Charlie : "réflexe opportuniste des medias" (Lordon)
La rédaction - - 0 commentairesCharlie à tout prix ? C'est la question que pose l'économiste Frédéric Lordon, invité à plusieurs reprises sur notre plateau, sur son blog. Un billet très sceptique, tiré d'une intervention à la soirée "La dissidence, pas le silence !", organisée par le journal Fakir à la Bourse du travail à Paris le 12 janvier.
"Il faut sans doute en prendre son parti, car il y a un temps social pour chaque chose, et chaque chose a son heure sociale sous le ciel: un temps pour se recueillir, un temps pour tout dire à nouveau". Et pour Lordon, le temps pour tout dire à nouveau est arrivé. Dans ce billet, l'économiste exprime son scepticisme sur plusieurs sujets après les attentats qui ont visé la France la semaine dernière.
Sur l'expression "Je suis Charlie" tout d'abord : "On pouvait donc sans doute se sentir Charlie pour l’hommage aux personnes tuées – à la condition toutefois de se souvenir que, des personnes tuées, il y en a régulièrement, Zied et Bouna il y a quelque temps, Rémi Fraisse il y a peu, et que la compassion publique se distribue parfois d’une manière étrange, je veux dire étrangement inégale". Mais pour Lordon, les choses deviennent moins simples quand "Charlie" désigne les membres de la rédaction du journal : "On peut sans la moindre contradiction avoir été accablé par la tragédie humaine et n’avoir pas varié quant à l’avis que ce journal nous inspirait – pour ma part il était un objet de violent désaccord politique. Si, comme il était assez logique de l’entendre, «Je suis Charlie» était une injonction à s’assimiler au journal Charlie,cette injonction-là m’était impossible. Je ne suis pas Charlie, et je ne pouvais pas l’être, à aucun moment", estime l'économiste.

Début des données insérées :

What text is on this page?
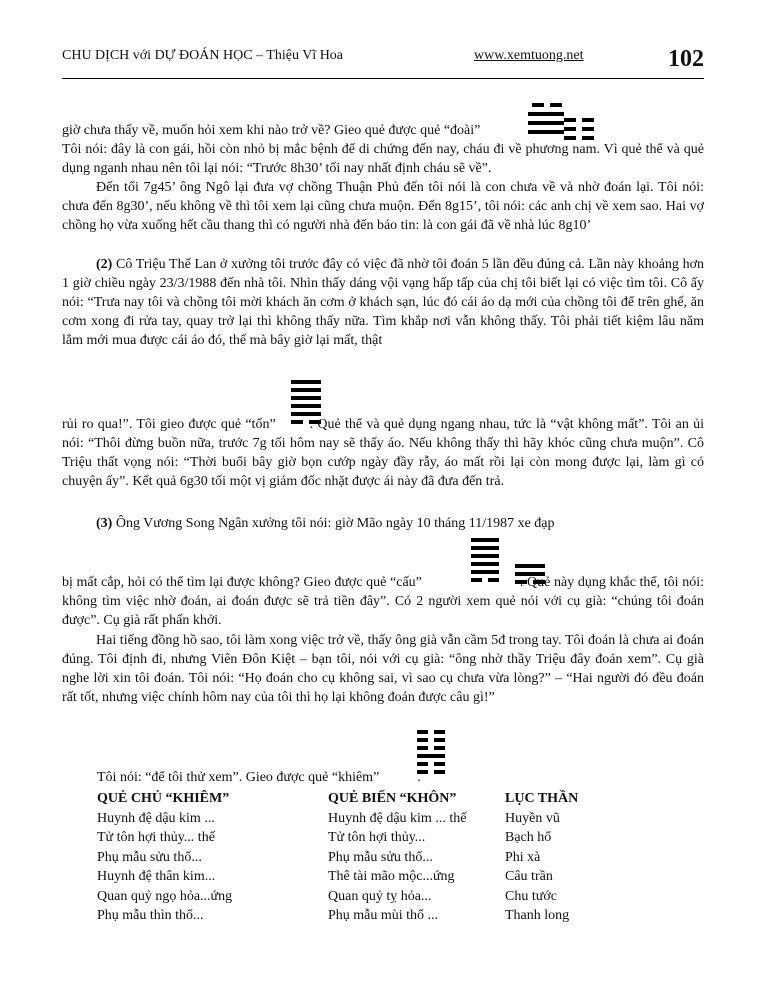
CHU DỊCH với DỰ ĐOÁN HỌC – Thiệu Vĩ Hoa	www.xemtuong.net	102

giờ chưa thấy về, muốn hỏi xem khi nào trở về? Gieo quẻ được quẻ “đoài”

Tôi nói: đây là con gái, hồi còn nhỏ bị mắc bệnh để di chứng đến nay, cháu đi về phương nam. Vì quẻ thể và quẻ dụng nganh nhau nên tôi lại nói: “Trước 8h30’ tối nay nhất định cháu sẽ về”.

Đến tối 7g45’ ông Ngô lại đưa vợ chồng Thuận Phủ đến tôi nói là con chưa về và nhờ đoán lại. Tôi nói: chưa đến 8g30’, nếu không về thì tôi xem lại cũng chưa muộn. Đến 8g15’, tôi nói: các anh chị về xem sao. Hai vợ chồng họ vừa xuống hết cầu thang thì có người nhà đến báo tin: là con gái đã về nhà lúc 8g10’

(2) Cô Triệu Thế Lan ở xưởng tôi trước đây có việc đã nhờ tôi đoán 5 lần đều đúng cả. Lần này khoảng hơn 1 giờ chiều ngày 23/3/1988 đến nhà tôi. Nhìn thấy dáng vội vạng hấp tấp của chị tôi biết lại có việc tìm tôi. Cô ấy nói: “Trưa nay tôi và chồng tôi mời khách ăn cơm ở khách sạn, lúc đó cái áo dạ mới của chồng tôi để trên ghế, ăn cơm xong đi rửa tay, quay trở lại thì không thấy nữa. Tìm khắp nơi vẫn không thấy. Tôi phải tiết kiệm lâu năm lắm mới mua được cái áo đó, thế mà bây giờ lại mất, thật

rủi ro qua!”. Tôi gieo được quẻ “tốn” . Quẻ thể và quẻ dụng ngang nhau, tức là “vật không mất”. Tôi an ủi nói: “Thôi đừng buồn nữa, trước 7g tối hôm nay sẽ thấy áo. Nếu không thấy thì hãy khóc cũng chưa muộn”. Cô Triệu thất vọng nói: “Thời buổi bây giờ bọn cướp ngày đầy rẫy, áo mất rồi lại còn mong được lại, làm gì có chuyện ấy”. Kết quả 6g30 tối một vị giám đốc nhặt được ái này đã đưa đến trả.

(3) Ông Vương Song Ngân xưởng tôi nói: giờ Mão ngày 10 tháng 11/1987 xe đạp

bị mất cắp, hỏi có thể tìm lại được không? Gieo được quẻ “cấu”	. Quẻ này dụng khắc thể, tôi nói: không tìm việc nhờ đoán, ai đoán được sẽ trả tiền đây”. Có 2 người xem quẻ nói với cụ già: “chúng tôi đoán được”. Cụ già rất phấn khởi.

Hai tiếng đồng hồ sao, tôi làm xong việc trở về, thấy ông già vẫn cầm 5đ trong tay. Tôi đoán là chưa ai đoán đúng. Tôi định đi, nhưng Viên Đôn Kiệt – bạn tôi, nói với cụ già: “ông nhờ thầy Triệu đây đoán xem”. Cụ già nghe lời xin tôi đoán. Tôi nói: “Họ đoán cho cụ không sai, vì sao cụ chưa vừa lòng?” – “Hai người đó đều đoán rất tốt, nhưng việc chính hôm nay của tôi thì họ lại không đoán được câu gì!”

Tôi nói: “để tôi thử xem”. Gieo được quẻ “khiêm”	.

QUẺ CHỦ “KHIÊM”	QUẺ BIẾN “KHÔN”	LỤC THẦN
Huynh đệ dậu kim ...	Huynh đệ dậu kim ... thế	Huyền vũ
Tử tôn hợi thủy... thế	Tử tôn hợi thủy...	Bạch hổ
Phụ mẫu sửu thổ...	Phụ mẫu sửu thổ...	Phi xà
Huynh đệ thân kim...	Thê tài mão mộc...ứng	Câu trần
Quan quỷ ngọ hỏa...ứng	Quan quỷ tỵ hỏa...	Chu tước
Phụ mẫu thìn thổ...	Phụ mẫu mùi thổ ...	Thanh long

"Libération, qui organise avec une publicité aussi ostentatoire que possible l’hébergement de Charlie Hebdo"
Lordon dénonce également, dans son billet, le comportement des médias, et en premier lieu de Libération qui a accueilli dans ses locaux la nouvelle équipe de Charlie : "Les médias d’abord, dont on pouvait être sûr que, dans un réflexe opportuniste somme toute très semblable à celui des pouvoirs politiques dont ils partagent le discrédit, ils ne manqueraient pas pareille occasion de s’envelopper dans la «liberté de la presse», cet asile de leur turpitude. A l’image par exemple de Libération, qui organise avec une publicité aussi ostentatoire que possible l’hébergement de Charlie Hebdo. Libération, ce rafiot, vendu à tous les pouvoirs temporels, auto-institué dernière demeure de la liberté d’expression! — peut-être en tous les sens du terme d’ailleurs".
En conclusion, l'économiste estime que "si nous voulons avoir quelque chance de nous la réapproprier, passé le temps du deuil, il faudra songer à sortir de l’hébétude et à refaire de la politique. Mais pour de bon".